NLRP3 has also been shown to be associated with the pathogenesis of many cancers (Menu et al., Clinical and Experimental Immunology, 2011, 166, 1-15). For example, several previous studies have suggested a role for IL-1β in cancer invasiveness, proliferation, and metastasis, and inhibition of IL-1β by canakinumab was randomized, double-blind, It has been shown to reduce lung cancer incidence and overall cancer mortality in placebo-controlled clinical trials (Ridker et al., Lancet., 2017, 390(10105), 1833-42). Inhibition of NLRP3 inflammasome or IL-1β has also been shown to inhibit lung cancer cell proliferation and migration in vitro (Wang et al., Onco/Rep., 2016, 35(4), 2053 -64). A role for the NLRP3 inflammasome is in myelodysplastic syndrome, myelofibrosis, and other myeloproliferative neoplasms, and acute myeloid leukemia (AML) (Basiorka et al., Blood, 2016, 128(25), 2960- 75.), also in gliomas (Li et al., Am. J. Cancer Res. 2015, 5(1), 442-9), inflammation-induced tumors (Allen et al., J. Exp. Med. 2010, 207(5), 1045-56; Hu et al., PNAS., 2010, 107(50), 21635-40), multiple myeloma (Li et al., Hematology, 2016 21(3), 144 -51), and squamous cell carcinoma of the head and neck (Huang et al., J. Exp. Clin. Cancer Res., 2017, 36(1), 116). Activation of the NLRP3 inflammasome also mediates chemotherapy resistance of tumor cells to 5-fluorouracil (Feng et al., J. Exp. Clin. Cancer Res., 2017, 36(1), 81) , and activation of the NLRP3 inflammasome in peripheral nerves have been shown to contribute to chemotherapy-induced neuropathic pain (Jia et al., Mol. Pain., 2017, 13, 1-11). , NLRP3 have also been shown to be required for efficient regulation of viruses, bacteria, and fungi.
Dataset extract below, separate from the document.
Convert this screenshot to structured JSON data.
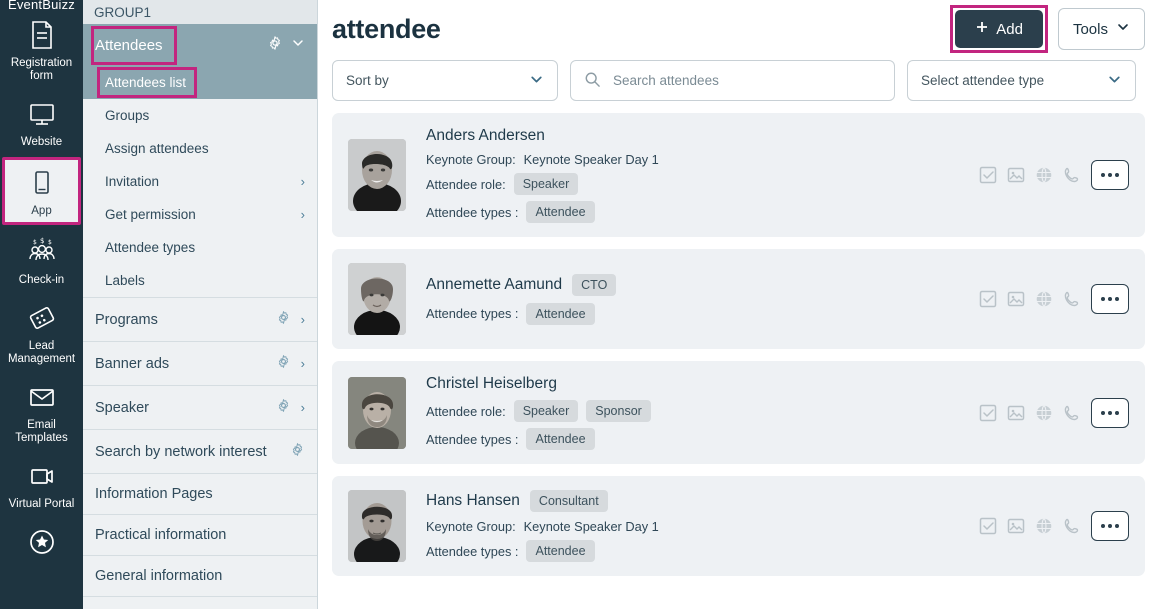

Activation of NLRP3 leads to cellular pyroptosis, a feature that plays an important role in the development of clinical disease (Yan-gang et al., Cell Death and Disease, 2017, 8(2), 2579; Alexander et al. al., Hepatology, 2014, 59(3), 898-910; Baldwin et al., J. Med. Chem., 2016, 59(5), 1691-1710; 2015, 8, 15-27; Zhen et a/., Neuroimmunology Neuroinflammation, 2014, 1(2), 60-65; Mattia et a/., J. Med.Chem., 2014, 57(24), 10366- 82; Satoh et al., Cell Death and Disease, 2013, 4, 644). Therefore, inhibitors of NLRP3 are expected to block pyroptosis as well as the release of inflammatory cytokines (eg, IL-1β) from cells.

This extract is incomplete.